Optimization of fLuc mRNA 306-O12B LNP formulations. (A) Chemical structure of three different phospholipids. Efficacy (B) and biodistribution (C) of fLuc mRNA LNPs formulated with Cholesterol, DMG-PEG, and different phospholipids (DSPC, DOPE, or DOPC). From top to bottom, luminescence signal is shown from the heart, liver, spleen, lungs, and kidneys of representative mice. *P < 0.05, **P < 0.01, ***P < 0.001. (D) Formulation parameters of LNPs formulated with cholesterol, DOPC, and DMG-PEG at seven different mole ratios. (E) Whole body luciferase bioluminescence intensity of different formulations in Balb/c mice at 6 h postinjection at a fLuc mRNA dose of 0.5 mg/kg. (F) Whole body luciferase bioluminescence intensity 6 h postinjection of 0.5 mg/kg fLuc mRNA for LNPs formulated with cholesterol, DOPC, and DMG-PEG at a molar ratio of 50/38.5/10/1.5 with differing 306-O12B/mRNA weight ratios (n = 3).

Fig. 4.

306-O12B LNP-mediated significant levels of in vivo genome editing of Angptl3 in wild-type C57BL/6 mice.

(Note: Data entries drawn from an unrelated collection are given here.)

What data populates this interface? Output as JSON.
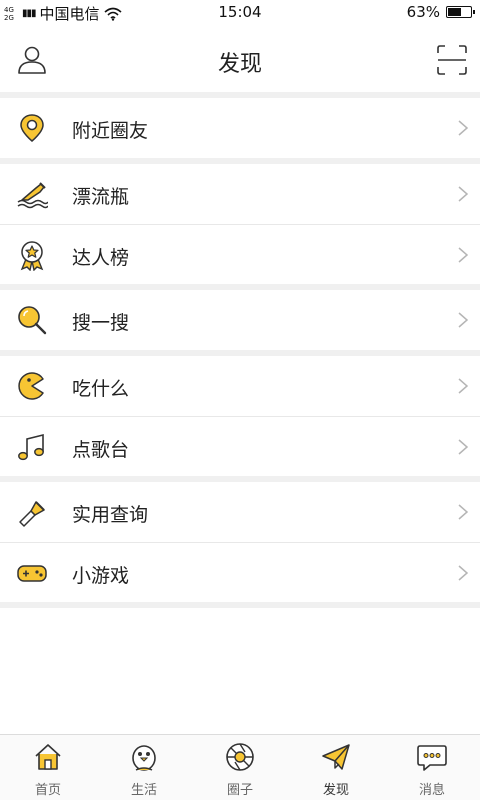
{
  "status_bar": {
    "network_top": "4G",
    "network_bottom": "2G",
    "carrier": "中国电信",
    "time": "15:04",
    "battery": "63%",
    "battery_level": 0.63
  },
  "navbar": {
    "title": "发现",
    "left_icon": "user-profile-icon",
    "right_icon": "scan-icon"
  },
  "menu": {
    "groups": [
      [
        {
          "label": "附近圈友",
          "icon": "location-pin-icon"
        }
      ],
      [
        {
          "label": "漂流瓶",
          "icon": "drift-bottle-icon"
        },
        {
          "label": "达人榜",
          "icon": "medal-star-icon"
        }
      ],
      [
        {
          "label": "搜一搜",
          "icon": "search-magnifier-icon"
        }
      ],
      [
        {
          "label": "吃什么",
          "icon": "pacman-icon"
        },
        {
          "label": "点歌台",
          "icon": "music-note-icon"
        }
      ],
      [
        {
          "label": "实用查询",
          "icon": "flashlight-icon"
        },
        {
          "label": "小游戏",
          "icon": "gamepad-icon"
        }
      ]
    ]
  },
  "tabs": [
    {
      "label": "首页",
      "icon": "home-icon",
      "active": false
    },
    {
      "label": "生活",
      "icon": "penguin-icon",
      "active": false
    },
    {
      "label": "圈子",
      "icon": "aperture-icon",
      "active": false
    },
    {
      "label": "发现",
      "icon": "paper-plane-icon",
      "active": true
    },
    {
      "label": "消息",
      "icon": "chat-bubble-icon",
      "active": false
    }
  ],
  "colors": {
    "accent": "#f7c533",
    "line": "#333333",
    "chevron": "#b5b5b5",
    "divider_band": "#f0f0f0"
  }
}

Indels percentage (A) and serum ANGPTL3 levels (B) following injections of 306-O12B LNP formulated with Cas9 mRNA and sgAngptl3 at a mass ratio of 2:1, 1:1.2, and 1:2 (n = 5). 306-O12B LNP was formulated at a molar ratio of [306-O12B:Cholesterol:DSPC:DMG-PEG] of [50:38.5:10:1.5] with a 7.5/1 weight ratio of 306-O12B/total RNAs.

Fig. 5.

306-O12B LNP is more efficient than MC-3 LNP in inducing loss-of-function mutations in Angptl3 through CRISPR-Cas9–based genome editing. (A) NGS analysis of the indels in liver and serum analyses of ANGPTL3 protein, TG, and LDL-C level of mice at day seven postadministrated with Cas9 mRNA and sgAngptl3 coloaded 306-O12B LNP at a total RNA dose of 3.0 mg/kg. MC-3 LNP was used as a positive control (n = 5 or 6). *P < 0.05, **P < 0.01, ***P < 0.001. (B) Editing frequencies of specific edited alleles in each treatment group. (C) Editing frequencies at nine top predicted off-target sites.

Fig. 6.

306-O12B LNP-mediated CRISPR editing remains durable after 100 d. (A) NGS analysis of the indels in liver and serum analyses of ANGPTL3 protein, TG, and LDL-C level of mice at day 100 postadministrated with Cas9 mRNA and sgAngptl3 coloaded 306-O12B LNP. (B) Serum levels of AST and ALT and TNF-alpha measured at day 100 postinjection. Female C57BL/6 mice were systemically injected with 306-O12B LNP coformulated with Cas9 mRNA and sgAngptl3 with a single dose at 1.0, 2.0, and 3.0 mg/kg of total RNA. Mice serum were collected at day 100 after injection (n = 5). *P < 0.05, **P < 0.01, ***P < 0.001.